La información recopilada muestra que el territorio huilense ofrece condiciones adecuadas para la permanencia del oso, con evidencia de individuos identificados y registros reproductivos en vida silvestre. Este proceso se apoya en la participación de comunidades locales, que intervienen en la instalación de cámaras, recorridos de campo y análisis de rastros, junto con organizaciones ambientales que operan en la región.
En Colombia se estima una población de entre 3.000 y 6.000 osos andinos. Dentro de ese contexto, el Huila destaca con 217 individuos identificados, una cifra que representa aproximadamente el 3,6 % del total nacional. El seguimiento ha permitido reconocer 19 núcleos poblacionales distribuidos en igual número de municipios.

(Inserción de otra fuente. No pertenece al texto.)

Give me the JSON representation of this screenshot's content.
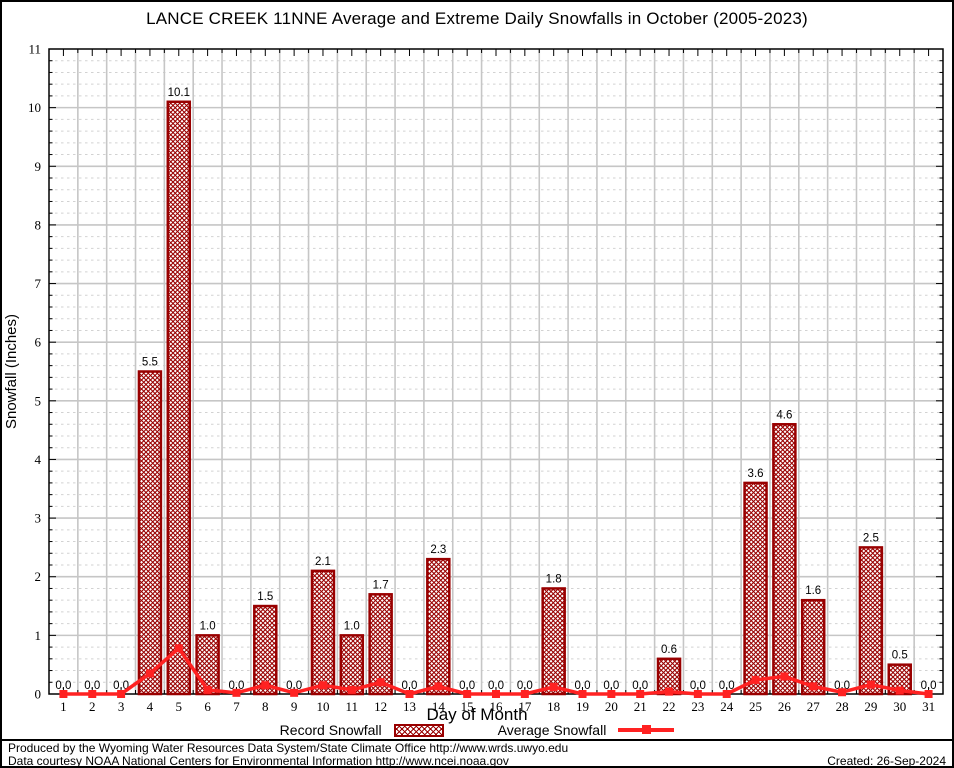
{
  "title": "LANCE CREEK 11NNE Average and Extreme Daily Snowfalls in October (2005-2023)",
  "chart_data": {
    "type": "bar",
    "title": "LANCE CREEK 11NNE Average and Extreme Daily Snowfalls in October (2005-2023)",
    "xlabel": "Day of Month",
    "ylabel": "Snowfall (Inches)",
    "ylim": [
      0,
      11
    ],
    "ytick_interval": 1,
    "ytick_minor_interval": 0.2,
    "grid": true,
    "legend_position": "bottom-center",
    "categories": [
      1,
      2,
      3,
      4,
      5,
      6,
      7,
      8,
      9,
      10,
      11,
      12,
      13,
      14,
      15,
      16,
      17,
      18,
      19,
      20,
      21,
      22,
      23,
      24,
      25,
      26,
      27,
      28,
      29,
      30,
      31
    ],
    "series": [
      {
        "name": "Record Snowfall",
        "type": "bar",
        "values": [
          0.0,
          0.0,
          0.0,
          5.5,
          10.1,
          1.0,
          0.0,
          1.5,
          0.0,
          2.1,
          1.0,
          1.7,
          0.0,
          2.3,
          0.0,
          0.0,
          0.0,
          1.8,
          0.0,
          0.0,
          0.0,
          0.6,
          0.0,
          0.0,
          3.6,
          4.6,
          1.6,
          0.0,
          2.5,
          0.5,
          0.0
        ],
        "value_labels_shown": true
      },
      {
        "name": "Average Snowfall",
        "type": "line",
        "values": [
          0.0,
          0.0,
          0.0,
          0.35,
          0.78,
          0.07,
          0.02,
          0.15,
          0.02,
          0.15,
          0.07,
          0.2,
          0.0,
          0.13,
          0.0,
          0.0,
          0.0,
          0.12,
          0.0,
          0.0,
          0.0,
          0.04,
          0.0,
          0.0,
          0.24,
          0.3,
          0.13,
          0.03,
          0.16,
          0.06,
          0.0
        ]
      }
    ]
  },
  "legend": {
    "record_label": "Record Snowfall",
    "average_label": "Average Snowfall"
  },
  "footer": {
    "line1": "Produced by the Wyoming Water Resources Data System/State Climate Office http://www.wrds.uwyo.edu",
    "line2": "Data courtesy NOAA National Centers for Environmental Information http://www.ncei.noaa.gov",
    "created": "Created: 26-Sep-2024"
  },
  "colors": {
    "bar_border": "#990000",
    "bar_hatch": "#990000",
    "average_line": "#ff2222",
    "grid_major": "#c6c6c6",
    "grid_minor": "#d2d2d2",
    "frame": "#000000",
    "text": "#000000",
    "background": "#ffffff"
  }
}
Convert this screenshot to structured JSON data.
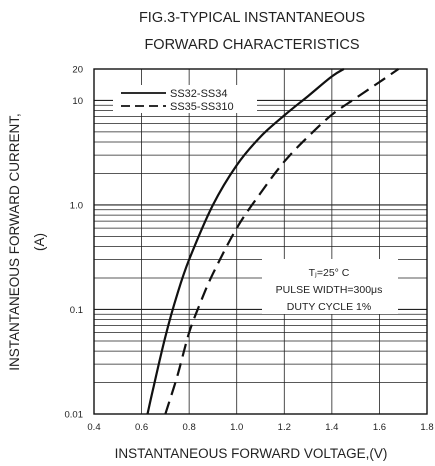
{
  "chart_data": {
    "type": "line",
    "title_lines": [
      "FIG.3-TYPICAL INSTANTANEOUS",
      "FORWARD CHARACTERISTICS"
    ],
    "xlabel": "INSTANTANEOUS FORWARD VOLTAGE,(V)",
    "ylabel_lines": [
      "INSTANTANEOUS FORWARD CURRENT,",
      "(A)"
    ],
    "xlim": [
      0.4,
      1.8
    ],
    "ylim": [
      0.01,
      20
    ],
    "yscale": "log",
    "x_ticks": [
      "0.4",
      "0.6",
      "0.8",
      "1.0",
      "1.2",
      "1.4",
      "1.6",
      "1.8"
    ],
    "y_ticks": [
      {
        "value": 0.01,
        "label": "0.01"
      },
      {
        "value": 0.1,
        "label": "0.1"
      },
      {
        "value": 1,
        "label": "1.0"
      },
      {
        "value": 10,
        "label": "10"
      },
      {
        "value": 20,
        "label": "20"
      }
    ],
    "grid": true,
    "legend_position": "top-left",
    "series": [
      {
        "name": "SS32-SS34",
        "style": "solid",
        "color": "#111111",
        "x": [
          0.625,
          0.65,
          0.7,
          0.75,
          0.8,
          0.9,
          1.0,
          1.1,
          1.2,
          1.3,
          1.4,
          1.45
        ],
        "y": [
          0.01,
          0.018,
          0.055,
          0.14,
          0.3,
          1.0,
          2.4,
          4.5,
          7.2,
          11,
          17,
          20
        ]
      },
      {
        "name": "SS35-SS310",
        "style": "dashed",
        "color": "#111111",
        "x": [
          0.7,
          0.75,
          0.8,
          0.85,
          0.9,
          1.0,
          1.1,
          1.2,
          1.3,
          1.4,
          1.5,
          1.6,
          1.68
        ],
        "y": [
          0.01,
          0.023,
          0.06,
          0.12,
          0.22,
          0.6,
          1.3,
          2.6,
          4.5,
          7.3,
          10.5,
          15,
          20
        ]
      }
    ],
    "annotation_lines": [
      "Tⱼ=25° C",
      "PULSE WIDTH=300μs",
      "DUTY CYCLE 1%"
    ]
  }
}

Uno de los núcleos más relevantes se ubica en San Agustín, donde se documentaron cuatro eventos de cópula en estado silvestre, un indicador clave sobre la estabilidad del hábitat. Los datos también revelan desplazamientos superiores a 30 kilómetros entre estaciones de monitoreo, lo que confirma la necesidad de conservar corredores biológicos que conecten bosques y páramos.
El sistema registra 8.500 eventos de presencia del oso andino, información integrada a bases de datos de biodiversidad para analizar distribución y dinámica poblacional. Además, el seguimiento a camadas de oseznos muestra tasas favorables de supervivencia, asociadas a disponibilidad de alimento y cobertura vegetal suficiente. Estos resultados permiten orientar decisiones de conservación basadas en evidencia.